PRINTING ALL THE NEWS THAT FITS

“What are they so upset about? What’s wrong with these folks?” That’s the typical news spin put on the Tea Parties that sprang up across the country this spring—climaxing in the huge September 12, Washington D.C. march that was undercovered and diminished by the mainstream media.

The North County Times has provided prominent coverage of specific local events, but the paper’s natural reliance on AP for national news means that folks who don’t follow talk radio or Fox News probably don’t have a clue about much of the hostility directed toward the Obama Administration.

Case in point: The Oceanside rally on September 3 had several signs denouncing former Green Jobs “Czar” Van Jones, but most of the paper’s readers, thanks to AP, would have to faithfully scan the Letters Page to obtain any detailed information about this “special advisor” to the President.

For those still in the dark, Jones’ radical background included a stint in the early 90s with a Bay-area Maoist group called STORM (Standing Together to Organize a Revolutionary Movement). His more recent rhetoric is available on Internet videos and clearly displays a political persona that blends racial animosity, green rhetoric, and statist (arguably Marxist) objectives.

That image isn’t part of the initial biographical overview on Wikipedia, which has been scrubbed to give the impression of an idea-rich activist instead of a “Truther” whose name was number 46 on a petition that clearly implied the Bush Administration was behind the 9/11 attacks.
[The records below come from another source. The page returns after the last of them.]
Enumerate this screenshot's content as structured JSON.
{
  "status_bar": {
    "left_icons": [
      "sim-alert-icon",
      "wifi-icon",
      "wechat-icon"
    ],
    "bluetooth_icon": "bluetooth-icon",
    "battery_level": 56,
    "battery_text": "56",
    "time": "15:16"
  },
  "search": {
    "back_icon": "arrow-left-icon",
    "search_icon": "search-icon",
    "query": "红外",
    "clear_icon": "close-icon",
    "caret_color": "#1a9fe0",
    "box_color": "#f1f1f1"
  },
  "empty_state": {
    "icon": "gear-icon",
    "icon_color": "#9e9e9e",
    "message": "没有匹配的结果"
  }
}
Jones’ convenient claim that he didn’t know what he was signing should be viewed alongside this pre-czar remark: “I am willing to forego the cheap satisfaction of the radical pose for the deep satisfaction of the radical ends.”
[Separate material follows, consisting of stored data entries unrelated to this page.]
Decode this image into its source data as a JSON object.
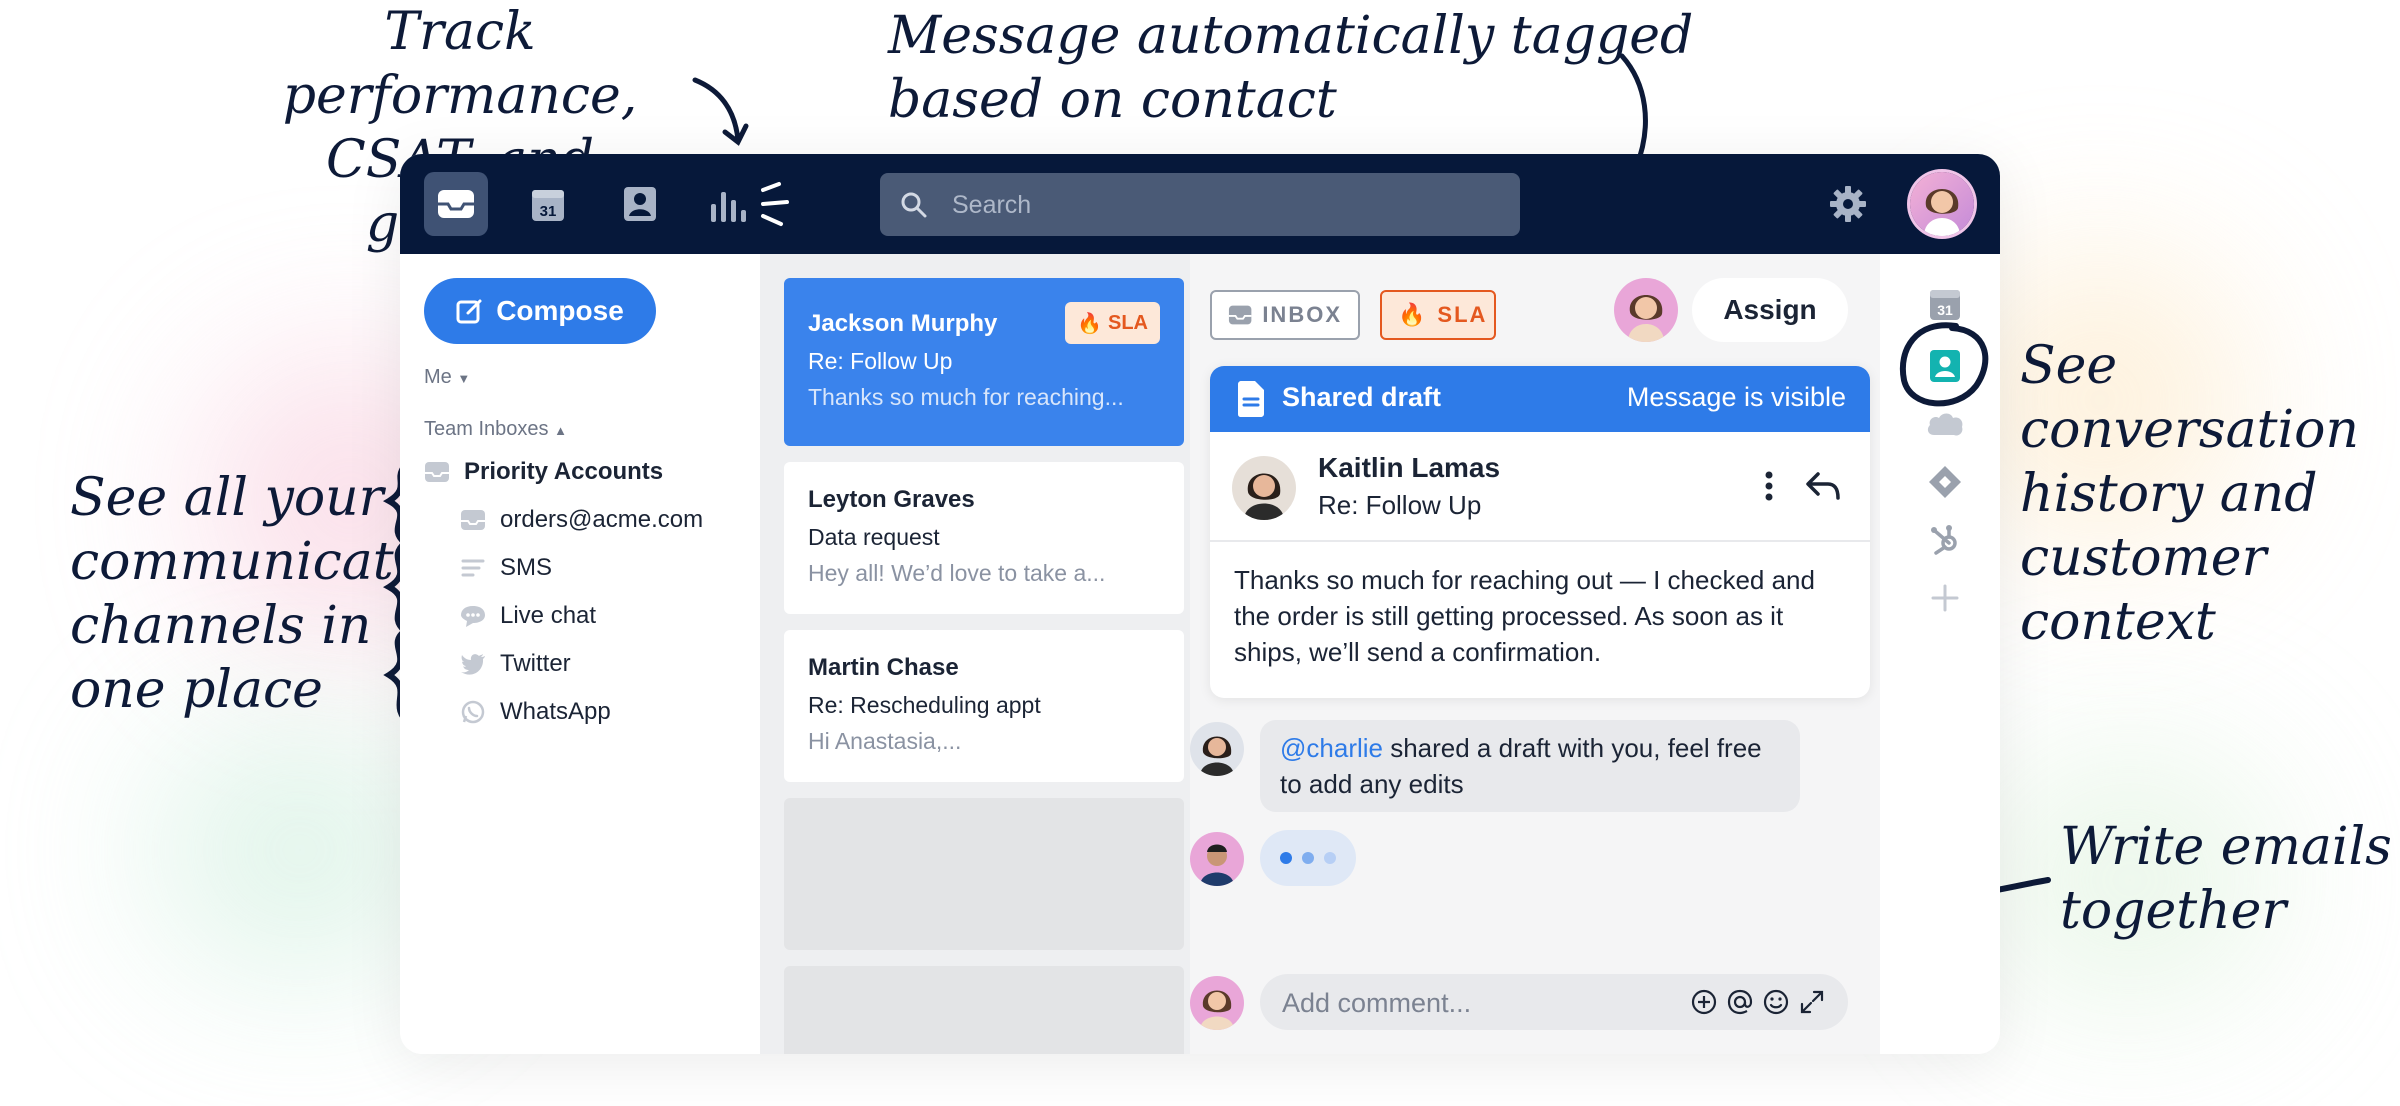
{
  "annotations": {
    "track": [
      "Track performance,",
      "CSAT, and growth"
    ],
    "tagged": [
      "Message automatically tagged",
      "based on contact"
    ],
    "history": [
      "See conversation",
      "history and",
      "customer context"
    ],
    "channels": [
      "See all your",
      "communication",
      "channels in",
      "one place"
    ],
    "write": [
      "Write emails",
      "together"
    ]
  },
  "topbar": {
    "search_placeholder": "Search",
    "nav_icons": [
      "inbox-icon",
      "calendar-icon",
      "contacts-icon",
      "analytics-icon"
    ],
    "calendar_day": "31"
  },
  "sidebar": {
    "compose_label": "Compose",
    "me_label": "Me",
    "team_inboxes_label": "Team Inboxes",
    "priority_label": "Priority Accounts",
    "channels": [
      {
        "label": "orders@acme.com",
        "icon": "inbox-icon"
      },
      {
        "label": "SMS",
        "icon": "sms-icon"
      },
      {
        "label": "Live chat",
        "icon": "chat-icon"
      },
      {
        "label": "Twitter",
        "icon": "twitter-icon"
      },
      {
        "label": "WhatsApp",
        "icon": "whatsapp-icon"
      }
    ]
  },
  "messages": [
    {
      "name": "Jackson Murphy",
      "subject": "Re: Follow Up",
      "preview": "Thanks so much for reaching...",
      "badge": "SLA"
    },
    {
      "name": "Leyton Graves",
      "subject": "Data request",
      "preview": "Hey all! We’d love to take a..."
    },
    {
      "name": "Martin Chase",
      "subject": "Re: Rescheduling appt",
      "preview": "Hi Anastasia,..."
    }
  ],
  "conversation": {
    "tag_inbox": "INBOX",
    "tag_sla": "SLA",
    "assign_label": "Assign",
    "draft_title": "Shared draft",
    "draft_visibility": "Message is visible",
    "draft_from": "Kaitlin Lamas",
    "draft_subject": "Re: Follow Up",
    "draft_body": "Thanks so much for reaching out — I checked and the order is still getting processed. As soon as it ships, we’ll send a confirmation.",
    "comment_mention": "@charlie",
    "comment_text": " shared a draft with you, feel free to add any edits",
    "comment_placeholder": "Add comment..."
  },
  "rail": {
    "calendar_day": "31",
    "icons": [
      "calendar-icon",
      "contact-icon",
      "salesforce-icon",
      "jira-icon",
      "hubspot-icon",
      "add-icon"
    ]
  },
  "colors": {
    "topbar": "#06183a",
    "accent": "#2e7be8",
    "sla": "#e4581f",
    "annotation_ink": "#0d1a38"
  }
}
Now comes White House Communications Director Anita Dunn with a stunning reference to one of her “favorite political philosophers,” Chairman Mao—in a high school graduation address no less. There’s a good chance that most of the public knows nothing about this revelatory blunder, thanks to the mainstream media.

Granted that Dunn’s appreciative citation of the world’s most prolific mass murderer is more a vestige of dilettantish campus socialism than of conviction, it’s still a matter that deserves wide dissemination—especially in an administration whose Commander in Chief chummed around with former Weatherman Bill Ayers, sat in a pew for two decades absorbing Jeremiah Wright’s “God damn America” invectives, and had significant ties to an organization called ACORN.

It’s likely that those angry folks carrying signs at Tea Parties know a good deal more about these and other troubling stories than individuals who rely on the mainstream media for their news. What’s even more troubling, however, is the attempt of Obama (and many of his Letters-page fans) to marginalize or silence critics like Fox News, Glenn Beck, and Michelle Malkin—sources whose importance is magnified precisely because most mainstream journalists are little more than administration lap-dogs.